Her eyes twitch—at least he has her thinking.

“She has been nosing around herself. Has heard of someone who’s come in trying to make competition for these guys. Have you heard about that?”

“I’m not going to fight you for it. You’re a pig.”

“Interview her yourself!”

She gives him her backside.

He calls out. “Here!” He extends the bait, hoping to lure her back.

Her disgust calves off her. She can’t look at him.

“What you’re thinking; it’s not right.”

“Shut it.” She reaches for the phone and he acquiesces. She slips it into her purse. “You could have told me the truth the first time.”

“I am not a cop.”

“You . . . and I . . .”

“Sonia—”

Her eyes glaze over. She purses her lips, shakes her head, discouraged. “Shit.”

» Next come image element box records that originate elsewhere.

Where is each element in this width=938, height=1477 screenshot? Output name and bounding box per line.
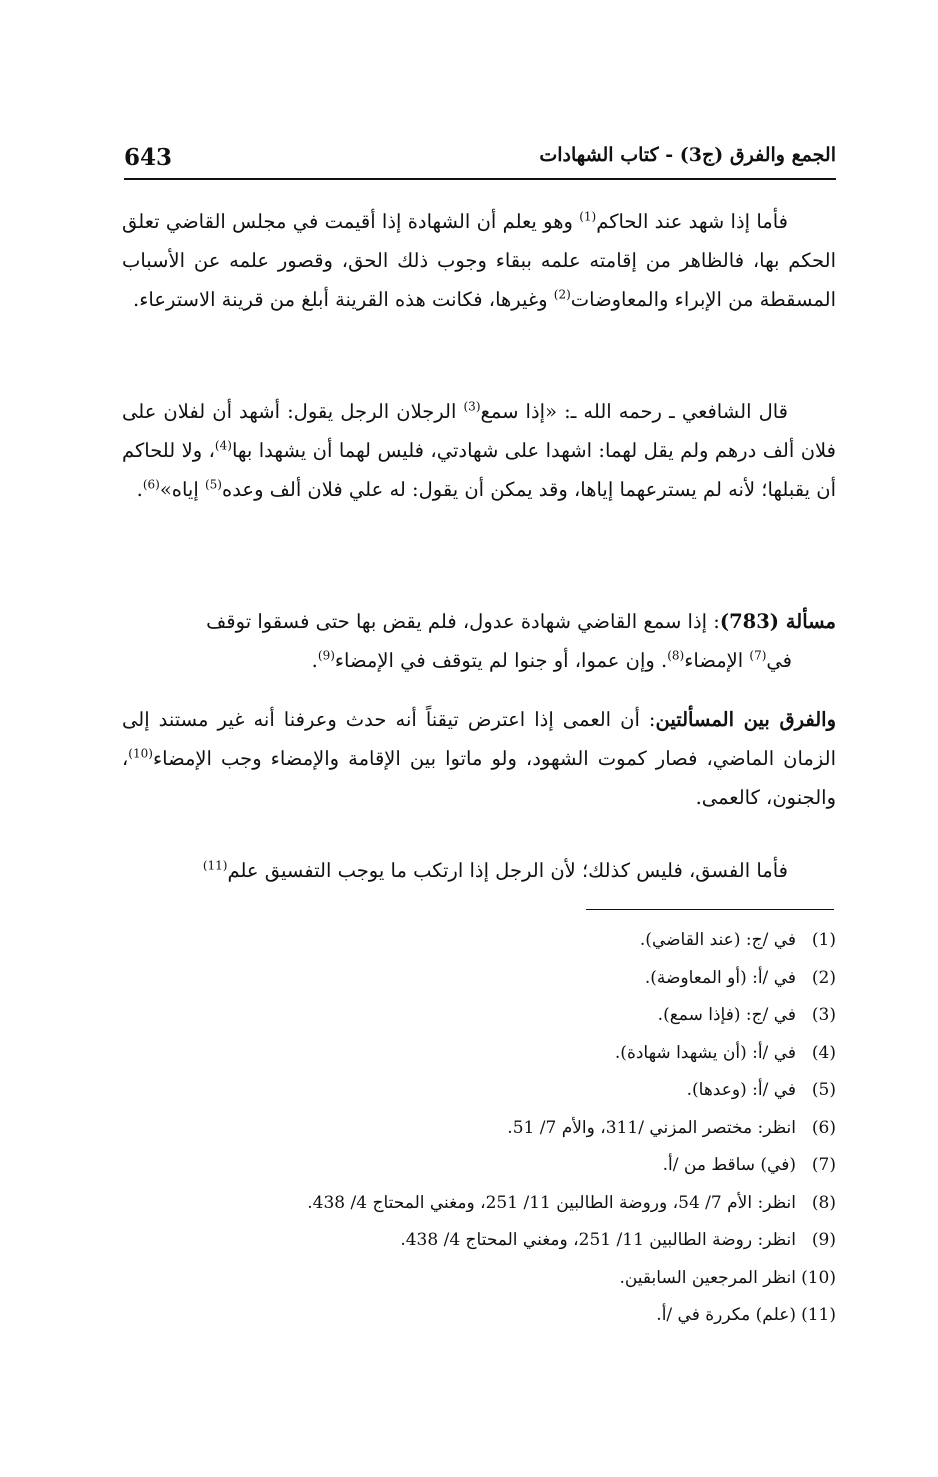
page-number: 643 [124, 144, 173, 171]
footnote-ref: (7) [749, 648, 767, 663]
footnote-divider [586, 909, 834, 910]
paragraph-text: قال الشافعي ـ رحمه الله ـ: «إذا سمع [480, 400, 788, 423]
footnote-item [196, 1185, 836, 1223]
paragraph-text: وغيرها، فكانت هذه القرينة أبلغ من قرينة الاسترعاء. [133, 288, 554, 311]
footnote-text: انظر المرجعين السابقين. [619, 1267, 796, 1288]
footnote-item [196, 1110, 836, 1148]
paragraph-text: ، والجنون، كالعمى. [122, 747, 836, 809]
footnotes-list [196, 922, 836, 1335]
paragraph-text: في [766, 649, 792, 672]
footnote-text: انظر: الأم 7/ 54، وروضة الطالبين 11/ 251، ومغني المحتاج 4/ 438. [307, 1192, 796, 1213]
footnote-text: (في) ساقط من /أ. [662, 1155, 796, 1175]
running-head: الجمع والفرق (ج3) - كتاب الشهادات [539, 144, 836, 166]
paragraph-text: الرجلان الرجل يقول: أشهد أن لفلان على فلان ألف درهم ولم يقل لهما: اشهدا على شهادتي، فليس لهما أن يشهدا بها [122, 400, 836, 462]
paragraph-continuation [122, 641, 836, 680]
footnote-number: (9) [811, 1230, 836, 1250]
footnote-item [196, 1260, 836, 1298]
paragraph-text: . [136, 478, 143, 501]
footnote-item [196, 960, 836, 998]
footnote-ref: (1) [579, 209, 597, 224]
paragraph-text: . وإن عموا، أو جنوا لم يتوقف في الإمضاء [334, 649, 668, 672]
footnote-item [196, 1222, 836, 1260]
footnote-text: في /ج: (عند القاضي). [639, 930, 796, 950]
footnote-ref: (5) [204, 477, 222, 492]
footnote-text: في /ج: (فإذا سمع). [657, 1005, 796, 1025]
footnote-text: انظر: مختصر المزني /311، والأم 7/ 51. [507, 1117, 796, 1138]
footnote-ref: (3) [463, 399, 481, 414]
footnote-text: انظر: روضة الطالبين 11/ 251، ومغني المحتاج 4/ 438. [400, 1230, 796, 1250]
footnote-ref: (9) [317, 648, 335, 663]
footnote-number: (7) [811, 1155, 836, 1175]
masala-heading: مسألة (783) [719, 610, 836, 633]
footnote-number: (6) [811, 1117, 836, 1138]
footnote-item [196, 1035, 836, 1073]
paragraph-text: . [311, 649, 318, 672]
footnote-ref: (4) [214, 438, 232, 453]
page-header [124, 138, 836, 180]
footnote-number: (8) [811, 1192, 836, 1213]
paragraph-2 [122, 392, 836, 509]
footnote-item [196, 1147, 836, 1185]
footnote-item [196, 1297, 836, 1335]
footnote-number: (3) [811, 1005, 836, 1025]
footnote-text: (علم) مكررة في /أ. [656, 1305, 796, 1325]
footnote-number: (10) [801, 1267, 836, 1288]
paragraph-text: فأما الفسق، فليس كذلك؛ لأن الرجل إذا ارتكب ما يوجب التفسيق علم [227, 859, 788, 882]
footnote-ref: (10) [128, 746, 153, 761]
footnote-number: (5) [811, 1080, 836, 1100]
footnote-number: (4) [811, 1042, 836, 1063]
footnote-item [196, 922, 836, 960]
paragraph-text: ، ولا للحاكم أن يقبلها؛ لأنه لم يسترعهما إياها، وقد يمكن أن يقول: له علي فلان ألف وعده [122, 439, 836, 501]
footnote-ref: (8) [667, 648, 685, 663]
paragraph-text: فأما إذا شهد عند الحاكم [596, 210, 788, 233]
footnote-ref: (11) [202, 858, 228, 873]
footnote-item [196, 1072, 836, 1110]
paragraph-text: : أن العمى إذا اعترض تيقناً أنه حدث وعرفنا أنه غير مستند إلى الزمان الماضي، فصار كموت الشهود، ولو ماتوا بين الإقامة والإمضاء وجب الإمضاء [122, 708, 836, 770]
difference-heading: والفرق بين المسألتين [655, 708, 836, 731]
footnote-number: (1) [811, 930, 836, 950]
footnote-ref: (6) [142, 477, 160, 492]
paragraph-4-difference [122, 700, 836, 817]
paragraph-1 [122, 202, 836, 319]
paragraph-text: : إذا سمع القاضي شهادة عدول، فلم يقض بها حتى فسقوا توقف [206, 610, 720, 633]
paragraph-text: وهو يعلم أن الشهادة إذا أقيمت في مجلس القاضي تعلق الحكم بها، فالظاهر من إقامته علمه ببقاء وجوب ذلك الحق، وقصور علمه عن الأسباب المسقطة من الإبراء والمعاوضات [122, 210, 836, 311]
paragraph-3-masala [122, 602, 836, 680]
paragraph-text: إياه» [159, 478, 205, 501]
footnote-text: في /أ: (وعدها). [686, 1080, 796, 1100]
paragraph-text: الإمضاء [684, 649, 750, 672]
footnote-ref: (2) [553, 287, 571, 302]
footnote-text: في /أ: (أو المعاوضة). [644, 967, 796, 988]
footnote-number: (2) [811, 967, 836, 988]
footnote-item [196, 997, 836, 1035]
paragraph-5 [122, 851, 836, 890]
footnote-text: في /أ: (أن يشهدا شهادة). [614, 1042, 796, 1063]
footnote-number: (11) [801, 1305, 836, 1325]
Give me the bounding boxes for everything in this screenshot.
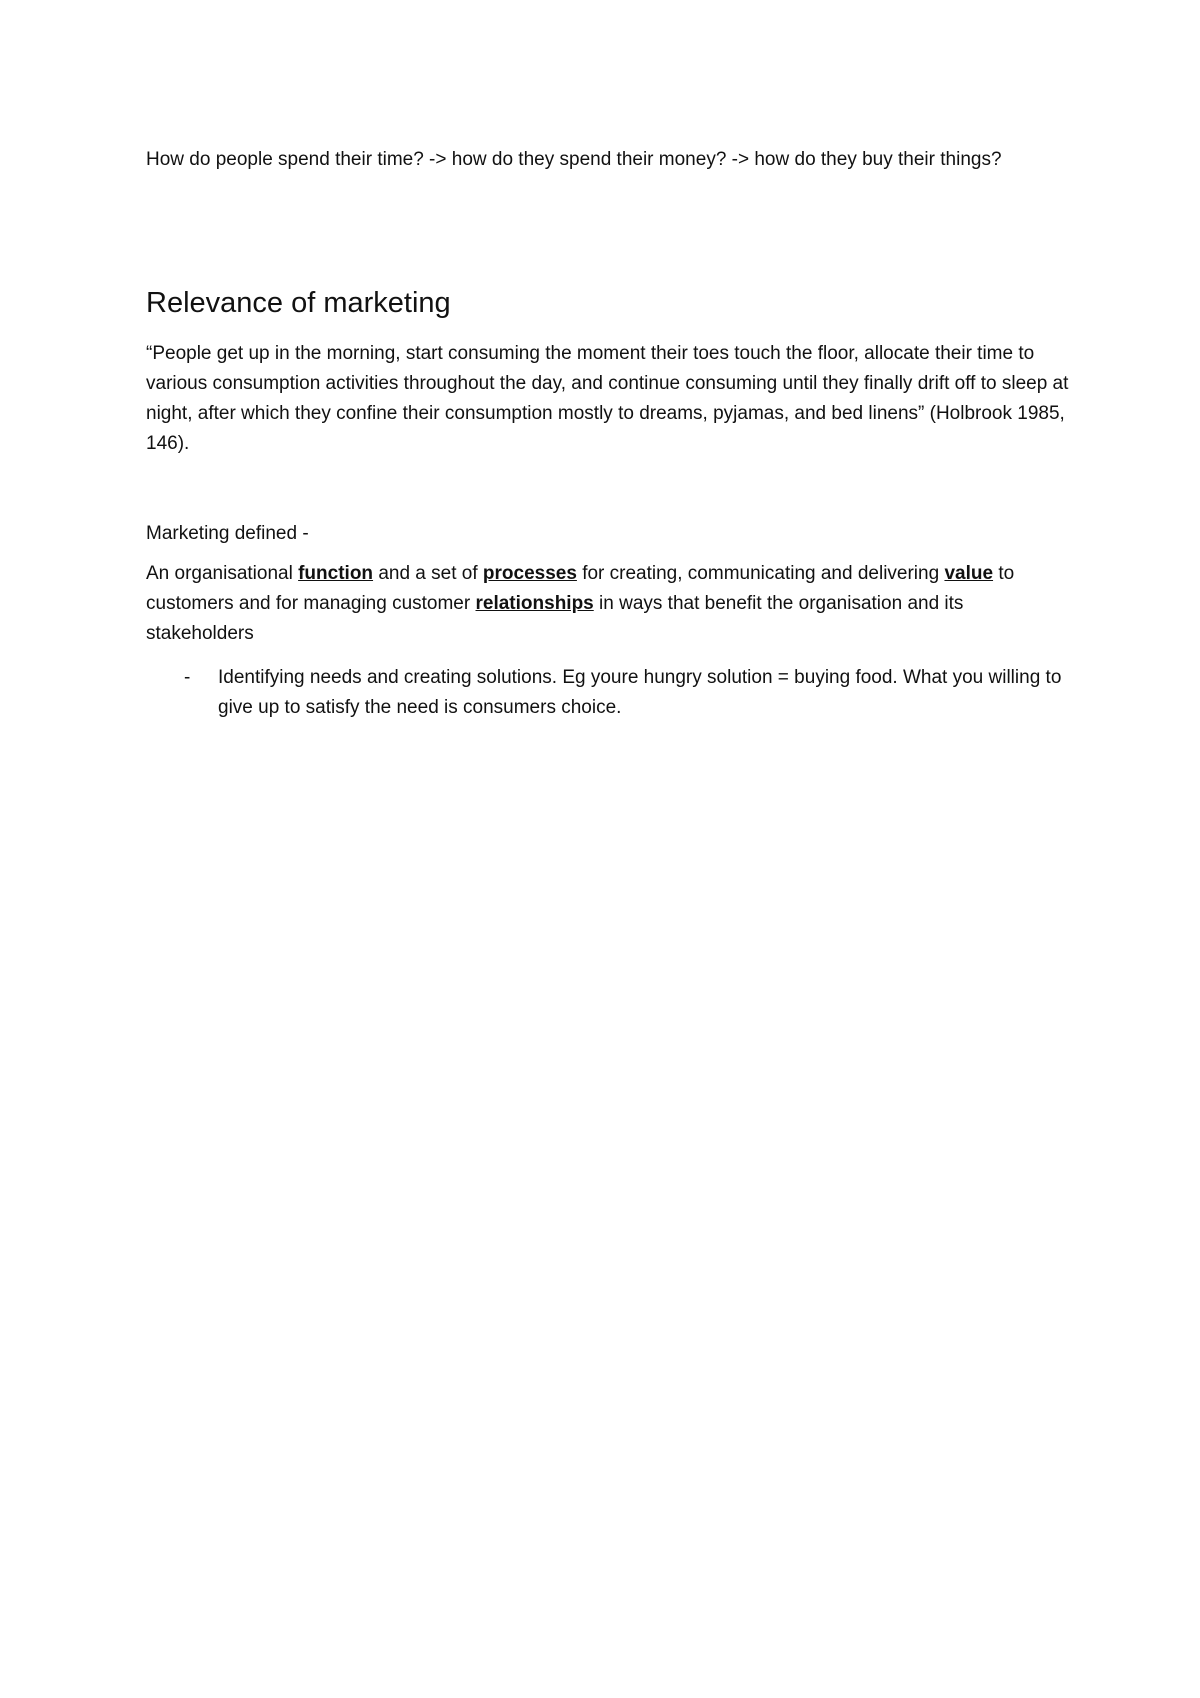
section-heading: Relevance of marketing [146, 287, 451, 319]
definition-text: for creating, communicating and delivering [576, 563, 945, 584]
term-processes: processes [482, 563, 577, 584]
document-body [146, 145, 1076, 723]
list-item-text: Identifying needs and creating solutions. Eg youre hungry solution = buying food. What you willing to give up to satisfy the need is consumers choice. [218, 667, 1062, 718]
definition-text: in ways that benefit the organisation and its stakeholders [146, 593, 964, 644]
definition-text: to customers and for managing customer [146, 563, 1015, 614]
bullet-list [146, 663, 1076, 723]
marketing-definition [146, 559, 1076, 649]
marketing-defined-title: Marketing defined - [146, 523, 309, 544]
term-function: function [298, 563, 374, 584]
definition-text: and a set of [373, 563, 483, 584]
definition-text: An organisational [146, 563, 299, 584]
term-relationships: relationships [475, 593, 594, 614]
holbrook-quote: “People get up in the morning, start consuming the moment their toes touch the floor, allocate their time to various consumption activities throughout the day, and continue consuming until they finally drift off to sleep at night, after which they confine their consumption mostly to dreams, pyjamas, and bed linens” (Holbrook 1985, 146). [146, 343, 1069, 454]
term-value: value [944, 563, 994, 584]
bullet-marker: - [184, 667, 191, 688]
list-item [146, 663, 1076, 723]
intro-paragraph: How do people spend their time? -> how do they spend their money? -> how do they buy their things? [146, 149, 1002, 170]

“You’re at risk. I can protect you.”

“You probably arranged all that, didn’t you? Set me up so I needed you.”

“Not true.”

“I thought I’d seen it all.”

“You’re at risk!”

“You’re a liar.”

And she’s gone. Words dance on the tip of his tongue, words he must swallow. She turns back. “If I see you . . . at any distance, I will have you arrested—if that is even possible.”

He lets her go. As long as her phone is left on, Hong Kong can, and will, track her. He arranges it with a call to Dulwich, who, in a rare moment of compassion, doesn’t rub it in. It’s Dulwich’s lack of condemnation that leaves the taste of crow. But there are other tastes that linger as well, ones he savored and is sorry to lose. He wants her back. Wants the knot shop closed down, Berna found and peace restored. A week with Sonia in Berlin or Bruges.

She’ll go to the houseboat and clear out what few belongings she’d collected. Or maybe she’ll avoid it altogether. If she returns to her apartment, he’ll have to intervene, but he assumes she’ll have the sense to find another houseboat, or a friend’s place.